C'est une mésaventure pour ne pas dire une douche froide pour les enquêteurs censés auditionner le gouverneur de l'île de Ngazidja Hassani Hamadi, si on tient compte de la publication de Mustapha Chamsoudine sur les réseaux sociaux. Présentés dans le palais de Mrodjou où ils devaient auditionner le gouverneur de l'île, les enquêteurs de la brigade de recherche chargés de l'enquête préliminaire sur la citoyenneté économique, rencontreront le cabinet du gouverneur. « Le commandant de la brigade judiciaire et deux de ses colistiers se sont présentés au Palais de Mrodjou à 14h32 mn.
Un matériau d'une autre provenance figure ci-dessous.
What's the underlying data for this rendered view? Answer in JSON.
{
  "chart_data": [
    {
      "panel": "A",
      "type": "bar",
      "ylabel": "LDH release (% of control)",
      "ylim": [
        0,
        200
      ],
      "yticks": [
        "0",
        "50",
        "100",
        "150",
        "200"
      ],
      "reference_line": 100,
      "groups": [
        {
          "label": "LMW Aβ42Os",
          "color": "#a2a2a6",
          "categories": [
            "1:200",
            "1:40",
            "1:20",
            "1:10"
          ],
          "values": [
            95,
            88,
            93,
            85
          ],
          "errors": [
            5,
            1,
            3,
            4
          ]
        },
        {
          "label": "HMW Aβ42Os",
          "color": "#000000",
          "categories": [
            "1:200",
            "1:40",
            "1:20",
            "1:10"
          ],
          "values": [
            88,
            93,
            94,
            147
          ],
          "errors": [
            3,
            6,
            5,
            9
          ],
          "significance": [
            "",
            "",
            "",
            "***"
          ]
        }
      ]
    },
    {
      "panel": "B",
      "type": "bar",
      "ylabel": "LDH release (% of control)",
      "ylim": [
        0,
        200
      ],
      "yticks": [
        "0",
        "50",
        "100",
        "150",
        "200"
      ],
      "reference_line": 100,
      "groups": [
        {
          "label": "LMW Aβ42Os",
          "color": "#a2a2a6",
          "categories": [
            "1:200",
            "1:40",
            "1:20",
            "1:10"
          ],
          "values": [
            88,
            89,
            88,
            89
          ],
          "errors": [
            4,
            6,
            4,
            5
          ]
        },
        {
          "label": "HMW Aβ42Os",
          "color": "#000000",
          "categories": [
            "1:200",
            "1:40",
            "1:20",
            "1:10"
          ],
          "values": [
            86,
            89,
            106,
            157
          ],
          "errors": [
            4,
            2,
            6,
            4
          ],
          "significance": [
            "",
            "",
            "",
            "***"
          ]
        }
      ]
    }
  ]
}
C 'est le SG de l'exécutif de Ngazidja et tous ses membres qui étaient sur place », lit-on dans un message court qui a fait le tour de la toile.
A l'en croire, le secrétaire général de l’exécutif aurait rappelé aux enquêteurs quelques notions de droit constitutionnel, surtout dans le cadre où devait intervenir l'audition d'une telle autorité. « Selon les textes d'après le secrétaire général... le gouverneur peut-être entendu dans l'exercice de ses fonctions par des gendarmes pour les trois motifs suivants: - Constat de flagrant délit. - crime - atteinte à la sûreté de l'État (Coup d'État) », a-t-il noté.
« La question est posée. Le chef de Brigade judiciaire s'est dit incompétent de répondre à cette question et qu'il doit regagner sa caserne avec ses compagnons pour informer sa hiérarchie. 14h45 mn ils quittent le palais de Mrodjou sans croiser ni rencontrer le gouverneur Hassani Hamadi », a-t-il ajouté.
La question qui se pose sur cette audition pour le moins surprenante, en quelle qualité veulent-ils auditionner Hassane Hamadi ? Est-ce dans le cadre de ses fonctions d'actuel gouverneur ou en tant qu’ancien ministre des finances du régime Sambi ? A-t-il était cité par ceux qui sont déjà été auditionnés ? Autant de questions qui restent encore sans réponse. Dans l’entourage du chef de l’exécutif de l’île de Ngazidja, on n’exclut pas l’hypothèse d’un possible harcèlement politico-judiciaire suite à sa récente prise de position ouverte contre la tenue d’un référendum sans rétablissement de la cour constitutionnelle, rejoignant la principale revendication de l’opposition.